Last year, Black patients represented just 9 percent of participants in trials for new drugs, according to the Food and Drug Administration, while 72 percent of participants were white.
“Be very clear about the research that’s occurring, what the pros and cons are, why they should do it or why shouldn’t,” Ojikutu said. “And even in our conversations with patients, understanding what we know and what we don’t know.”

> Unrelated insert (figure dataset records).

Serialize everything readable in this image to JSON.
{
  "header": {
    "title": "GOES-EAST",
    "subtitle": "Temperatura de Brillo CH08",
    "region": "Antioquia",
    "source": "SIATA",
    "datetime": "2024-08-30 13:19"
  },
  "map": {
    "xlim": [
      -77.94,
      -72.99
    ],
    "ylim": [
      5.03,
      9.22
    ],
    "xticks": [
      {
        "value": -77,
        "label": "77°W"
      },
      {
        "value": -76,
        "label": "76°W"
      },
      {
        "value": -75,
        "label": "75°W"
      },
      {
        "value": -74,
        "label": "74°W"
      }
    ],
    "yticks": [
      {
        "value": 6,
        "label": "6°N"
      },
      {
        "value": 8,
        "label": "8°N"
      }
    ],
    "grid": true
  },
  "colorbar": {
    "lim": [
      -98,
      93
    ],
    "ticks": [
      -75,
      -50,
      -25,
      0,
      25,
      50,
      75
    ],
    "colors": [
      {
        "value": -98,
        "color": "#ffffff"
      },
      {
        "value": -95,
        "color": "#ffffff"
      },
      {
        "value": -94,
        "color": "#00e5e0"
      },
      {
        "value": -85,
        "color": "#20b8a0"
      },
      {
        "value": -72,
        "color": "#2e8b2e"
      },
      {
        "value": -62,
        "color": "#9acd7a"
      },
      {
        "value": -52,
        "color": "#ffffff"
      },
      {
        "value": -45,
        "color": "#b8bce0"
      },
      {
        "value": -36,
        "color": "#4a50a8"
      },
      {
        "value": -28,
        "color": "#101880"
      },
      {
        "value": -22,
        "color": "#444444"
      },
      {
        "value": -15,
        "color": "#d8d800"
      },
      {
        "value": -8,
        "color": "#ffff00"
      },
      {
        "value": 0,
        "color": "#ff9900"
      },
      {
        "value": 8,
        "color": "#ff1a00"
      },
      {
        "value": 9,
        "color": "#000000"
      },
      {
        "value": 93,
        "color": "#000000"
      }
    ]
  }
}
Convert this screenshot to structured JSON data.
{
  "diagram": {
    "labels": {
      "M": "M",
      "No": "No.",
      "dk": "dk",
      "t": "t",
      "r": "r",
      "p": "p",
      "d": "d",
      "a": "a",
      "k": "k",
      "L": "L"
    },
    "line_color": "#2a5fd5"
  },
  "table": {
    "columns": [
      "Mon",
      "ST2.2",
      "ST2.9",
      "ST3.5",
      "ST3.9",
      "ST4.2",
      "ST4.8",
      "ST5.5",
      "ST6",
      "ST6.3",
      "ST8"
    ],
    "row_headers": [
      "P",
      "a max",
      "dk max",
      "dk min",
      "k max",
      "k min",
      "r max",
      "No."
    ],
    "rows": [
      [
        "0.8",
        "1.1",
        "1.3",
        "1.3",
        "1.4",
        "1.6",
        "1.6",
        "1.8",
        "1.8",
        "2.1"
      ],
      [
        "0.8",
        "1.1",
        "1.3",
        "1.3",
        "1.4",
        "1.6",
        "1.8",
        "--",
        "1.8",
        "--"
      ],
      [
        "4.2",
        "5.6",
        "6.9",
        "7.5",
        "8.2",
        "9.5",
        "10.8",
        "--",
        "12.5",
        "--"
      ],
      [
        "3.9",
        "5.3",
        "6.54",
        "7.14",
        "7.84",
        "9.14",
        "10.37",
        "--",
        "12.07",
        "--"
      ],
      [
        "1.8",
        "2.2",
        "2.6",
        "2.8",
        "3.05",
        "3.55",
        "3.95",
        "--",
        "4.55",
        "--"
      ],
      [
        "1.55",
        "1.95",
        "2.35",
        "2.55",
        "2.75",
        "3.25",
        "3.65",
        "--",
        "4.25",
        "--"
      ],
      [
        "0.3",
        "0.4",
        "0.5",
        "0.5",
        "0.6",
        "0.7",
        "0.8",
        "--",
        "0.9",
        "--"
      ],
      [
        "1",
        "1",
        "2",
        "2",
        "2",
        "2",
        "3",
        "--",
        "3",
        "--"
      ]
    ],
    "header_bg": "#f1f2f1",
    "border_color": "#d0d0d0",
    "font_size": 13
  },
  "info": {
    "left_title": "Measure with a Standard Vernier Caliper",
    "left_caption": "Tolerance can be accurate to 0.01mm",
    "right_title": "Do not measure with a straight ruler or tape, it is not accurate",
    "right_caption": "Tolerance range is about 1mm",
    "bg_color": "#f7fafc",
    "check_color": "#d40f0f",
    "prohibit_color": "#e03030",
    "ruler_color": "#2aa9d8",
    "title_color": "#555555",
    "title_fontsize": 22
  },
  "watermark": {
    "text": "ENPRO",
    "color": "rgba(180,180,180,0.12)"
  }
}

The Rev. Dr. Ray Hammond, pastor of Bethel AME Church in Jamaica Plain, said he has already begun “laying the groundwork” for discussions about the importance of taking the COVID-19 vaccine with his mostly Black congregation. A former emergency medicine doctor, Hammond said he has previously spoken with congregants about the need for diverse participation in clinical trials and has hosted mobile vaccination clinics at his church between services.
“What I’ve discovered is there’s both wariness, but there’s also confusion about what vaccines can and can’t do, and what the process looks like,” he said. “Some of it’s deep and long-lasting. Other elements I think are specific to this situation, but I think both of them can be addressed patiently.”
In a recent webinar with other physicians about COVID-19 vaccine research, Ojikutu recalled being asked by a community member, “Why should we trust you?” For the panelists, it was a sobering moment.
“I think everybody paused and said, ‘Hmm, that’s a tough question,’ ” she said. “I’m not saying anybody should immediately trust anybody. . . . It’s very clear that some level of mistrust is quite normal and quite expected. It’s a normal response to an adverse environment. But if someone is saying, ‘OK, let’s talk about this,‘ we have to at some point open the door to these discussions.”